Speech Data Explorer#
Speech Data Explorer (SDE) is a Dash-based web application for interactive exploration and analysis of speech datasets.
global dataset statistics [alphabet, vocabulary, duration-based histograms, number of hours, number of utterances, etc.]
navigation across the dataset using an interactive datatable that supports sorting and filtering
inspection of individual utterances [plotting waveforms, spectrograms, custom attributes, and playing audio]
error analysis [word error rate (WER), character error rate (CER), word match rate (WMR), word accuracy, display highlighted the difference between the reference text and ASR model prediction]
estimation of audio signal parameters [peak level, frequency bandwidth]
SDE Demo Instance#
To demonstrate both the CTC-Segmentation and Speech Data Explorer tools, we re-segmenting the development set as of the LibriSpeech corpus. We concatenated all audio files from the dev-clean split into a single file and set up the CTC-Segmentation tool to cut the long audio file into original utterances. We used the CTC-based QuartzNet15x5Base-En ASR model. The segmented corpus has 3.82% WER and contains 300 out of the initial 323 minutes of audio. The remaining 23 minutes are the silence at the beginning and end of the audio removed during the segmentation. A running instance of the SDE demonstrates the re-segmented corpus.
SDE could be found in NeMo/tools/speech_data_explorer.
Please install the SDE requirements:
pip install -r tools/speech_data_explorer/requirements.txt
python tools/speech_data_explorer/data_explorer.py -h usage: data_explorer.py [-h] [--vocab VOCAB] [--port PORT] [--disable-caching-metrics] [--estimate-audio-metrics] [--debug] manifest Speech Data Explorer positional arguments: manifest path to JSON manifest file optional arguments: -h, --help show this help message and exit --vocab VOCAB optional vocabulary to highlight OOV words --port PORT serving port for establishing connection --disable-caching-metrics disable caching metrics for errors analysis --estimate-audio-metrics, -a estimate frequency bandwidth and signal level of audio recordings --debug, -d enable debug mode
SDE takes as an input a JSON manifest file (that describes speech datasets in NeMo). It should contain the following fields:
audio_filepath (path to audio file)
duration (duration of the audio file in seconds)
text (reference transcript)
SDE supports any extra custom fields in the JSON manifest. If the field is numeric, then SDE can visualize its distribution across utterances.
If the JSON manifest has attribute pred_text, SDE interprets it as a predicted ASR transcript and computes error analysis metrics.
The command line option
--estimate-audio-metrics allows SDE to estimate the signal’s peak level and frequency bandwidth for each utterance.
By default, SDE caches all computed metrics to a pickle file. The caching can be disabled with
SDE application has two pages:
Statistics (to display global statistics and aggregated error metrics)

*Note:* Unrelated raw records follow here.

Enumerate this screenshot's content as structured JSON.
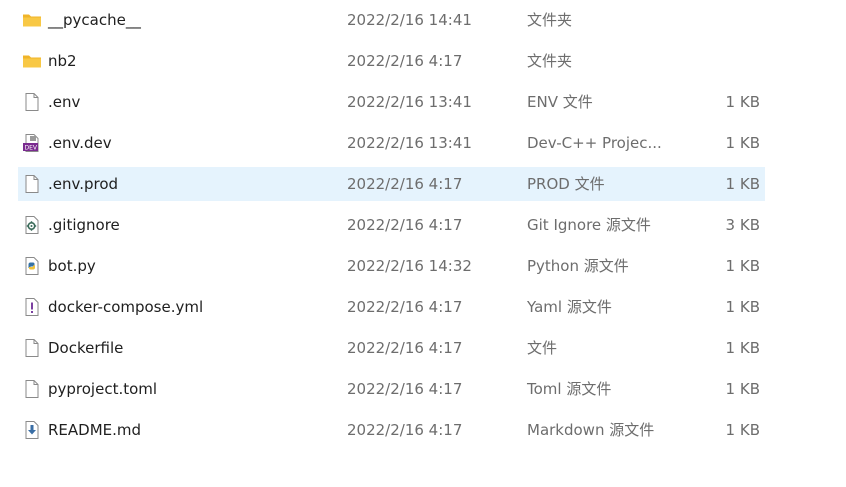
{
  "files": [
    {
      "name": "__pycache__",
      "date": "2022/2/16 14:41",
      "type": "文件夹",
      "size": "",
      "icon": "folder-icon"
    },
    {
      "name": "nb2",
      "date": "2022/2/16 4:17",
      "type": "文件夹",
      "size": "",
      "icon": "folder-icon"
    },
    {
      "name": ".env",
      "date": "2022/2/16 13:41",
      "type": "ENV 文件",
      "size": "1 KB",
      "icon": "blank-file-icon"
    },
    {
      "name": ".env.dev",
      "date": "2022/2/16 13:41",
      "type": "Dev-C++ Projec...",
      "size": "1 KB",
      "icon": "dev-cpp-file-icon"
    },
    {
      "name": ".env.prod",
      "date": "2022/2/16 4:17",
      "type": "PROD 文件",
      "size": "1 KB",
      "icon": "blank-file-icon",
      "selected": true
    },
    {
      "name": ".gitignore",
      "date": "2022/2/16 4:17",
      "type": "Git Ignore 源文件",
      "size": "3 KB",
      "icon": "gear-file-icon"
    },
    {
      "name": "bot.py",
      "date": "2022/2/16 14:32",
      "type": "Python 源文件",
      "size": "1 KB",
      "icon": "python-file-icon"
    },
    {
      "name": "docker-compose.yml",
      "date": "2022/2/16 4:17",
      "type": "Yaml 源文件",
      "size": "1 KB",
      "icon": "exclamation-file-icon"
    },
    {
      "name": "Dockerfile",
      "date": "2022/2/16 4:17",
      "type": "文件",
      "size": "1 KB",
      "icon": "blank-file-icon"
    },
    {
      "name": "pyproject.toml",
      "date": "2022/2/16 4:17",
      "type": "Toml 源文件",
      "size": "1 KB",
      "icon": "blank-file-icon"
    },
    {
      "name": "README.md",
      "date": "2022/2/16 4:17",
      "type": "Markdown 源文件",
      "size": "1 KB",
      "icon": "markdown-file-icon"
    }
  ],
  "colors": {
    "selected_row": "#e5f3fd",
    "folder": "#f8c845",
    "secondary_text": "#6d6d6d"
  }
}
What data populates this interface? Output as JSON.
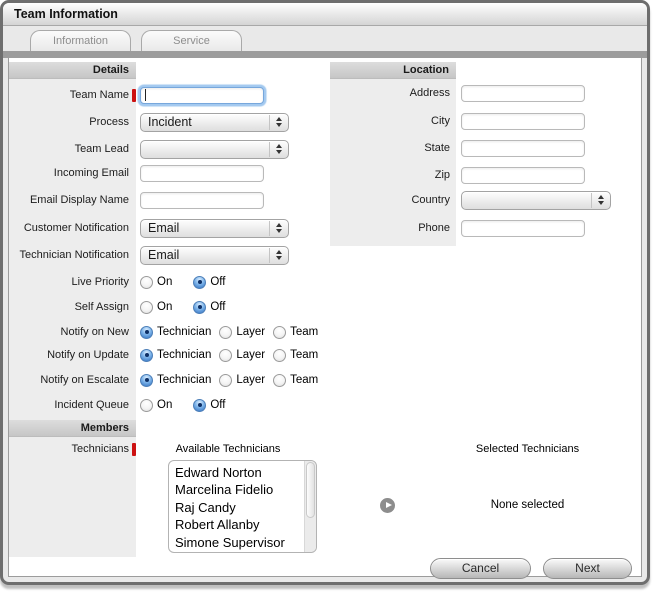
{
  "window": {
    "title": "Team Information"
  },
  "tabs": {
    "information": "Information",
    "service": "Service"
  },
  "opts": {
    "on": "On",
    "off": "Off",
    "technician": "Technician",
    "layer": "Layer",
    "team": "Team"
  },
  "details": {
    "header": "Details",
    "team_name": "Team Name",
    "team_name_value": "",
    "process": "Process",
    "process_value": "Incident",
    "team_lead": "Team Lead",
    "team_lead_value": "",
    "incoming_email": "Incoming Email",
    "incoming_email_value": "",
    "email_display_name": "Email Display Name",
    "email_display_name_value": "",
    "customer_notification": "Customer Notification",
    "customer_notification_value": "Email",
    "technician_notification": "Technician Notification",
    "technician_notification_value": "Email",
    "live_priority": "Live Priority",
    "live_priority_value": "Off",
    "self_assign": "Self Assign",
    "self_assign_value": "Off",
    "notify_on_new": "Notify on New",
    "notify_on_new_value": "Technician",
    "notify_on_update": "Notify on Update",
    "notify_on_update_value": "Technician",
    "notify_on_escalate": "Notify on Escalate",
    "notify_on_escalate_value": "Technician",
    "incident_queue": "Incident Queue",
    "incident_queue_value": "Off"
  },
  "location": {
    "header": "Location",
    "address": "Address",
    "address_value": "",
    "city": "City",
    "city_value": "",
    "state": "State",
    "state_value": "",
    "zip": "Zip",
    "zip_value": "",
    "country": "Country",
    "country_value": "",
    "phone": "Phone",
    "phone_value": ""
  },
  "members": {
    "header": "Members",
    "technicians": "Technicians",
    "available_title": "Available Technicians",
    "selected_title": "Selected Technicians",
    "none_selected": "None selected",
    "available": [
      "Edward Norton",
      "Marcelina Fidelio",
      "Raj Candy",
      "Robert Allanby",
      "Simone Supervisor"
    ]
  },
  "footer": {
    "cancel": "Cancel",
    "next": "Next"
  },
  "colors": {
    "focus_ring": "#84b7ea",
    "required_marker": "#cc1111",
    "radio_selected_blue": "#2e6fc0",
    "section_header_gray": "#cfcfcf",
    "tab_bar_gray": "#9c9c9c"
  }
}
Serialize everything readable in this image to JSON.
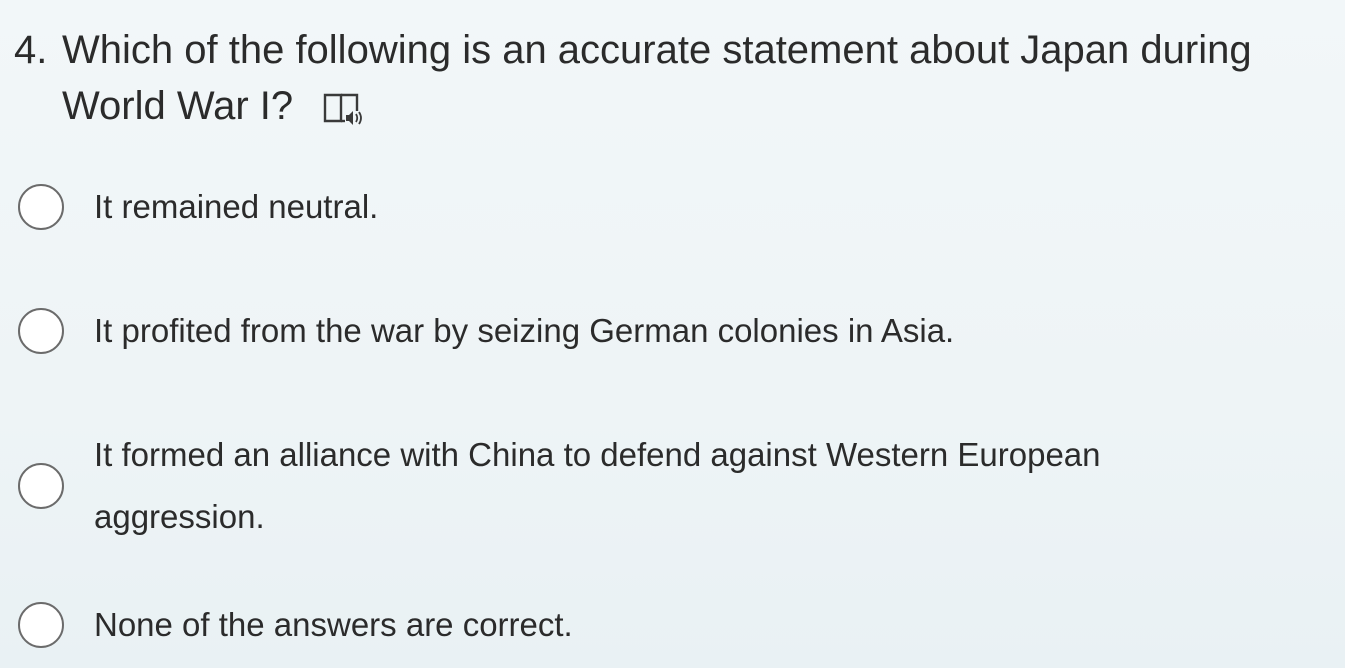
{
  "question": {
    "number": "4.",
    "text": "Which of the following is an accurate statement about Japan during World War I?",
    "tts_icon": "read-aloud-book-icon"
  },
  "options": [
    {
      "label": "It remained neutral.",
      "selected": false
    },
    {
      "label": "It profited from the war by seizing German colonies in Asia.",
      "selected": false
    },
    {
      "label": "It formed an alliance with China to defend against Western European aggression.",
      "selected": false
    },
    {
      "label": "None of the answers are correct.",
      "selected": false
    }
  ],
  "colors": {
    "background": "#eef4f6",
    "text": "#2b2b2b",
    "radio_border": "#6b6b6b"
  }
}
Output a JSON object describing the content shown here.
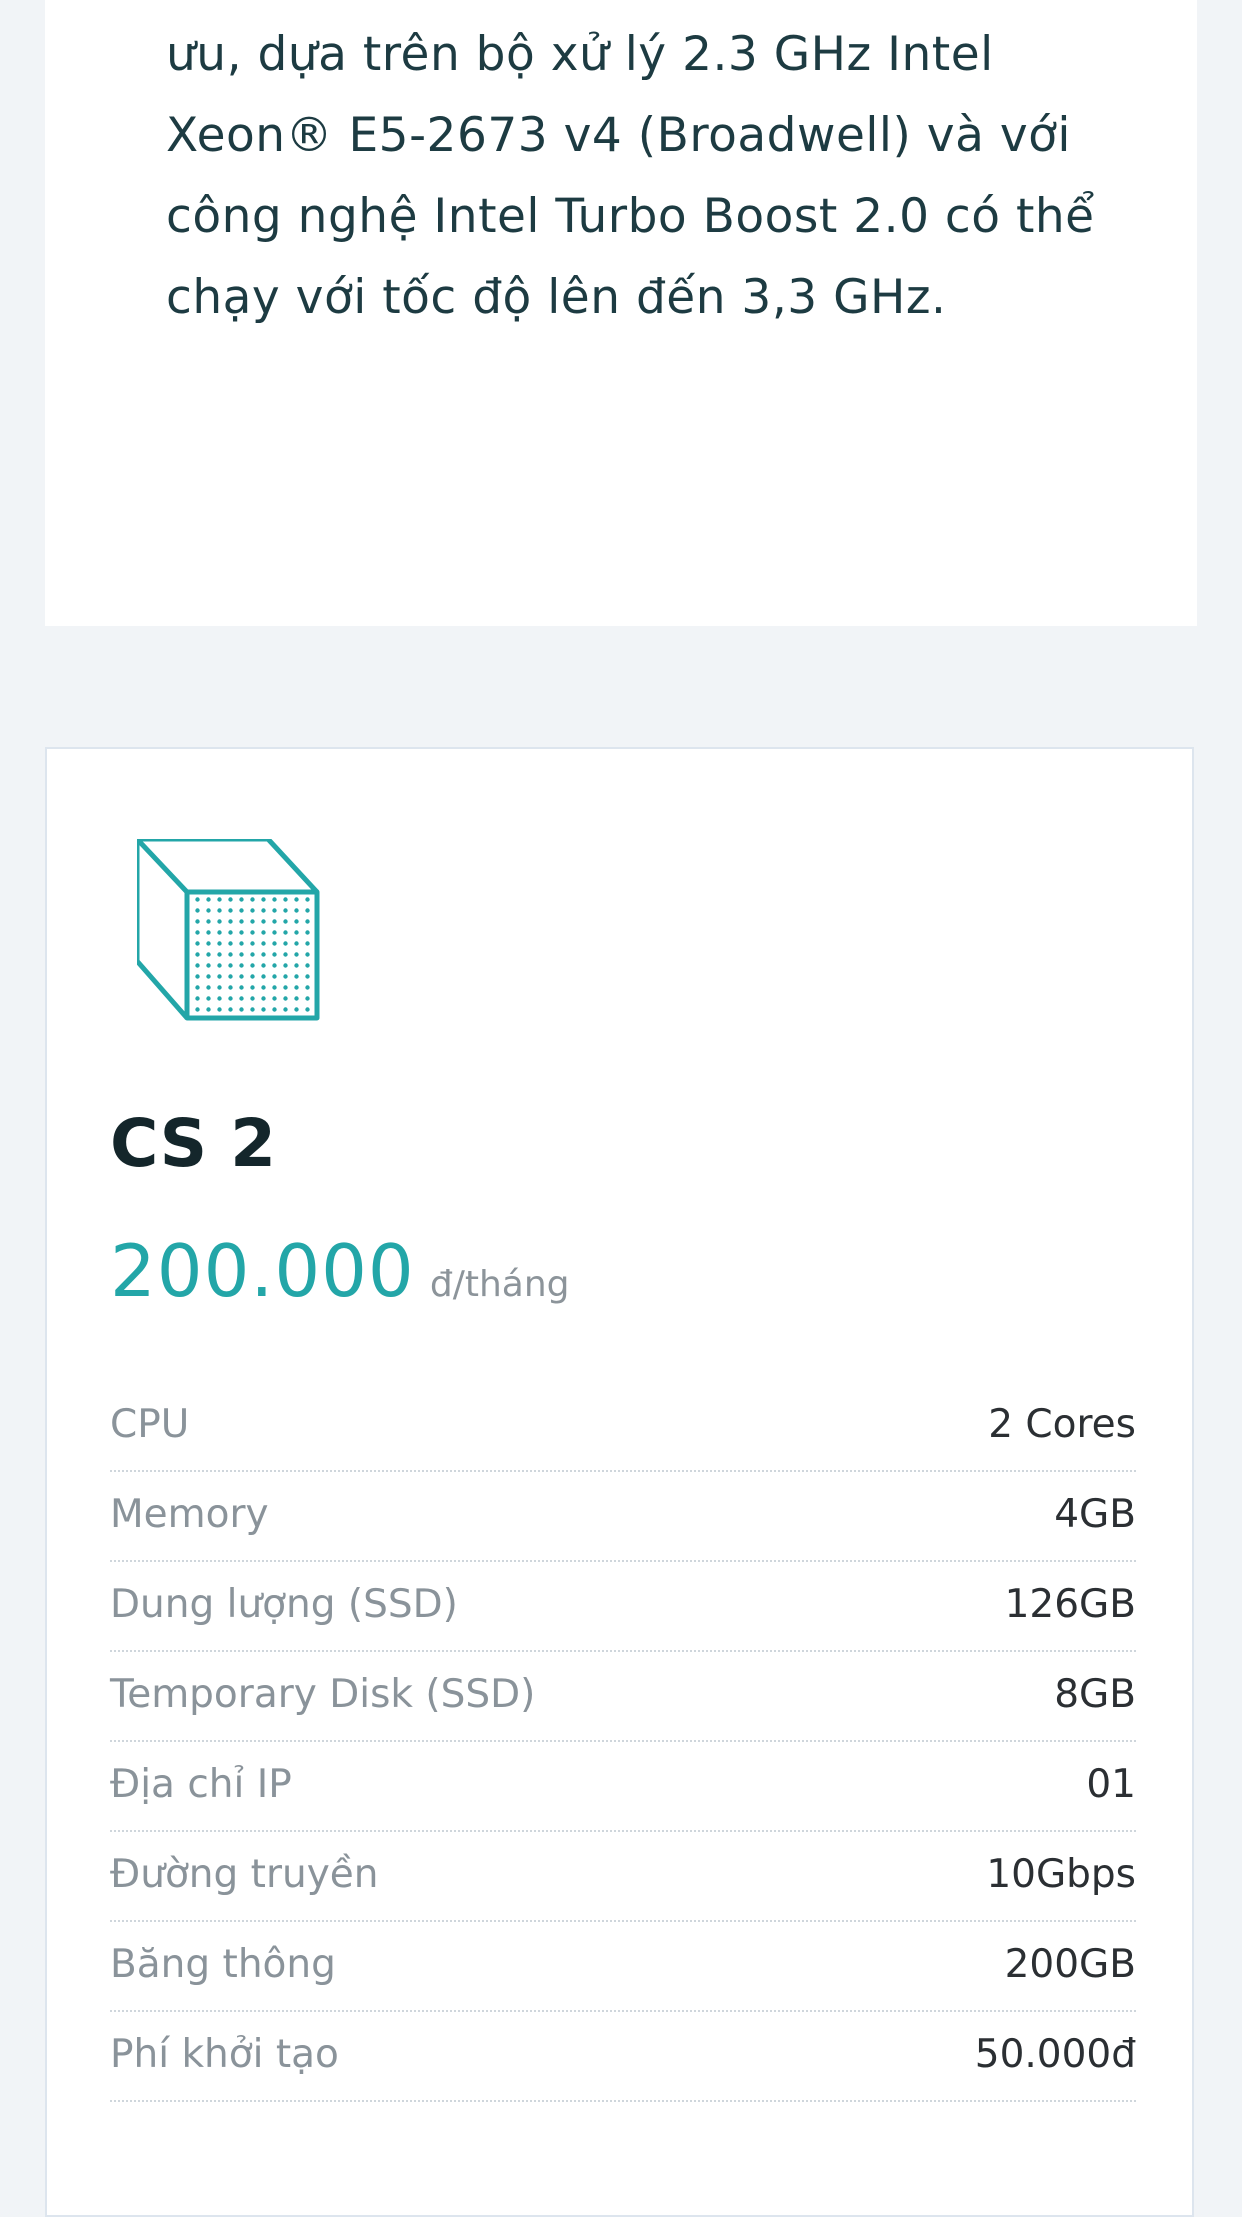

Samples (to allow navigation across the entire dataset and exploration of individual utterances)
Plotly Dash Datatable provides core SDE’s interactive features (navigation, filtering, and sorting). SDE has two datatables:
Vocabulary (that shows all words from dataset’s reference texts on Statistics page)
Data (that visualizes all dataset’s utterances on Samples page)
Every column of the DataTable has the following interactive features:
toggling off (by clicking on the eye icon in the column’s header cell) or on (by clicking on the Toggle Columns button below the table)
sorting (by clicking on small triangle icons in the column’s header cell): unordered (two triangles point up and down), ascending (a triangle points up), descending (a triangle points down)
filtering (by entering a filtering expression in a cell below the header’s cell): SDE supports
containsoperators; to match a specific substring, the quoted substring can be used as a filtering expression
Analysis of Speech Datasets#
In the simplest use case, SDE helps to explore a speech dataset interactively and get basic statistics. If there is no available pre-trained ASR model to get predicted transcripts, there are still available heuristic rules to spot potential issues in a dataset:
Check dataset alphabet (it should contain only target characters)
Check vocabulary for uncommon words (e.g., foreign words, typos). SDE can take an external vocabulary file passed with
--vocaboption. Then it is easy to filter out-of-vocabulary (OOV) words in the dataset and sort them by their number of occurrences (count).
Check utterances with a high character rate. A high character rate might indicate that the utterance has more words in the reference transcript than the corresponding audio recording.
If there is a pre-trained ASR model, then the JSON manifest file can be extended with ASR predicted transcripts:
python examples/asr/transcribe_speech.py pretrained_name=<ASR_MODEL_NAME> dataset_manifest=<JSON_FILENAME>
After that it is worth to check words with zero accuracy.
And then look at high CER utterances.
Listening to the audio recording helps to validate the corresponding reference transcript.